December 5, 2025
Global switch, global glitch
Cloudflare outage on December 5, 2025
Cloudflare’s 25‑minute hiccup: devs roast the “global switch”
TLDR: Cloudflare went down for 25 minutes, affecting about 28% of traffic, after a protective tweak for a new React issue backfired. Comments blasted a no‑rollout “global switch,” argued fail‑closed vs fail‑open, and memed “unwrap” while reigniting type‑system debates—because when Cloudflare trips, the internet feels it.
Cloudflare, the company that speeds and shields much of the web, stumbled for about 25 minutes at 08:47 UTC, with roughly 28% of traffic impacted. It wasn’t a hack—Cloudflare says the meltdown came from changes while guarding against a new issue in React Server Components, explained in their post and vuln write‑up. The fix collided with a bug and poof—errors.

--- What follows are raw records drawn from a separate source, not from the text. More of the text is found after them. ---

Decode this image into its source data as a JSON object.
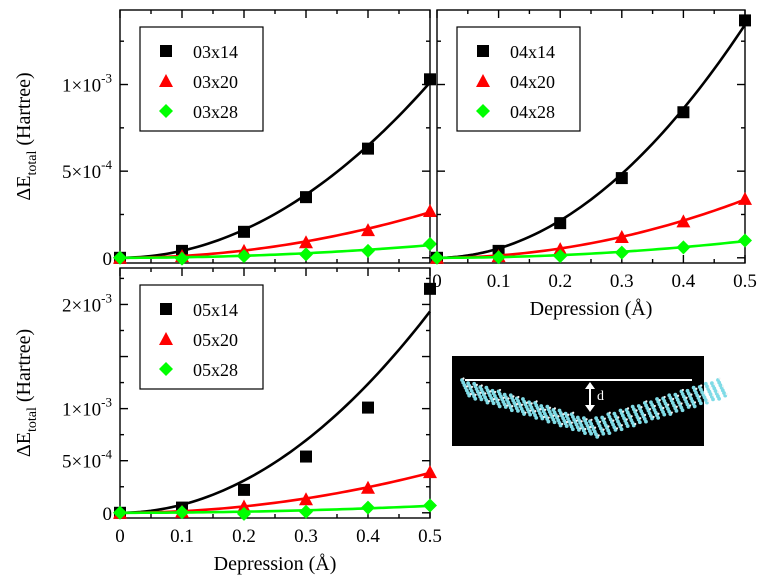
{
  "figure": {
    "inset_label": "d"
  },
  "chart_data": [
    {
      "type": "scatter",
      "panel": "top-left",
      "title": "",
      "xlabel": "",
      "ylabel": "ΔE_total (Hartree)",
      "ylabel_parts": {
        "delta": "ΔE",
        "subscript": "total",
        "unit": "(Hartree)"
      },
      "xlim": [
        0,
        0.5
      ],
      "ylim": [
        -3e-05,
        0.00143
      ],
      "x_ticks": [
        0,
        0.1,
        0.2,
        0.3,
        0.4,
        0.5
      ],
      "x_tick_labels": [],
      "y_ticks": [
        0,
        0.0005,
        0.001
      ],
      "y_tick_labels": [
        {
          "text": "0"
        },
        {
          "mantissa": "5×10",
          "exponent": "-4"
        },
        {
          "mantissa": "1×10",
          "exponent": "-3"
        }
      ],
      "legend_position": "top-left",
      "grid": false,
      "fit": "quadratic",
      "x": [
        0,
        0.1,
        0.2,
        0.3,
        0.4,
        0.5
      ],
      "series": [
        {
          "name": "03x14",
          "marker": "square",
          "color": "#000000",
          "values": [
            0,
            4e-05,
            0.00015,
            0.00035,
            0.00063,
            0.00103
          ]
        },
        {
          "name": "03x20",
          "marker": "triangle",
          "color": "#ff0000",
          "values": [
            0,
            1e-05,
            4e-05,
            9e-05,
            0.00016,
            0.00027
          ]
        },
        {
          "name": "03x28",
          "marker": "diamond",
          "color": "#00ff00",
          "values": [
            0,
            -5e-06,
            1e-05,
            2e-05,
            4e-05,
            8e-05
          ]
        }
      ]
    },
    {
      "type": "scatter",
      "panel": "top-right",
      "title": "",
      "xlabel": "Depression (Å)",
      "ylabel": "",
      "xlim": [
        0,
        0.5
      ],
      "ylim": [
        -3e-05,
        0.00143
      ],
      "x_ticks": [
        0,
        0.1,
        0.2,
        0.3,
        0.4,
        0.5
      ],
      "x_tick_labels": [
        "0",
        "0.1",
        "0.2",
        "0.3",
        "0.4",
        "0.5"
      ],
      "y_ticks": [
        0,
        0.0005,
        0.001
      ],
      "y_tick_labels": [],
      "legend_position": "top-left",
      "grid": false,
      "fit": "quadratic",
      "x": [
        0,
        0.1,
        0.2,
        0.3,
        0.4,
        0.5
      ],
      "series": [
        {
          "name": "04x14",
          "marker": "square",
          "color": "#000000",
          "values": [
            0,
            4e-05,
            0.0002,
            0.00046,
            0.00084,
            0.00137
          ]
        },
        {
          "name": "04x20",
          "marker": "triangle",
          "color": "#ff0000",
          "values": [
            0,
            1e-05,
            5e-05,
            0.00012,
            0.00021,
            0.00034
          ]
        },
        {
          "name": "04x28",
          "marker": "diamond",
          "color": "#00ff00",
          "values": [
            0,
            3e-06,
            1e-05,
            3e-05,
            6e-05,
            0.0001
          ]
        }
      ]
    },
    {
      "type": "scatter",
      "panel": "bottom-left",
      "title": "",
      "xlabel": "Depression (Å)",
      "ylabel": "ΔE_total (Hartree)",
      "ylabel_parts": {
        "delta": "ΔE",
        "subscript": "total",
        "unit": "(Hartree)"
      },
      "xlim": [
        0,
        0.5
      ],
      "ylim": [
        -5e-05,
        0.00235
      ],
      "x_ticks": [
        0,
        0.1,
        0.2,
        0.3,
        0.4,
        0.5
      ],
      "x_tick_labels": [
        "0",
        "0.1",
        "0.2",
        "0.3",
        "0.4",
        "0.5"
      ],
      "y_ticks": [
        0,
        0.0005,
        0.001,
        0.0015,
        0.002
      ],
      "y_tick_labels": [
        {
          "text": "0"
        },
        {
          "mantissa": "5×10",
          "exponent": "-4"
        },
        {
          "mantissa": "1×10",
          "exponent": "-3"
        },
        {
          "text": ""
        },
        {
          "mantissa": "2×10",
          "exponent": "-3"
        }
      ],
      "legend_position": "top-left",
      "grid": false,
      "fit": "quadratic",
      "x": [
        0,
        0.1,
        0.2,
        0.3,
        0.4,
        0.5
      ],
      "series": [
        {
          "name": "05x14",
          "marker": "square",
          "color": "#000000",
          "values": [
            0,
            5e-05,
            0.00022,
            0.00054,
            0.00101,
            0.00215
          ]
        },
        {
          "name": "05x20",
          "marker": "triangle",
          "color": "#ff0000",
          "values": [
            0,
            1e-05,
            6e-05,
            0.00013,
            0.00024,
            0.00039
          ]
        },
        {
          "name": "05x28",
          "marker": "diamond",
          "color": "#00ff00",
          "values": [
            0,
            5e-06,
            -1e-05,
            1e-05,
            5e-05,
            7e-05
          ]
        }
      ]
    }
  ]
}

But the real story? The comments went feral. One coder deadpanned “Unwrap() strikes again”, turning a programmer pain point into today’s meme. Another highlighted Cloudflare’s own words: a global configuration system that “does not use gradual rollouts,” a phrase instantly crowned the villain of the day. As xnorswap paraphrased, the change “broke everything at once,” igniting demands for blast‑radius control and staged rollouts.
Drama escalated around fail‑closed decisions (systems stopping when uncertain) versus keep‑things‑running tactics, with kachapopopow sighing that it all felt “oddly familiar.” barbazoo noted the China network wasn’t affected—“Interesting”—fueling eyebrow‑raises. Then came the language wars: some insisted strong type systems would’ve prevented this class of bug, while others rolled their eyes at the idea that one language can save the internet. Cloudflare promised fixes after their November 18 wobble; the crowd’s verdict: test, stage, and stop flipping global switches in seconds.
Key Points
- •Cloudflare experienced an outage on December 5, 2025, from 08:47 to 09:12 UTC (~25 minutes).
- •About 28% of Cloudflare’s HTTP traffic was affected during the incident.
- •The outage was not caused by a cyberattack or malicious activity.
- •The trigger was changes to body parsing logic made to mitigate a newly disclosed React Server Components vulnerability.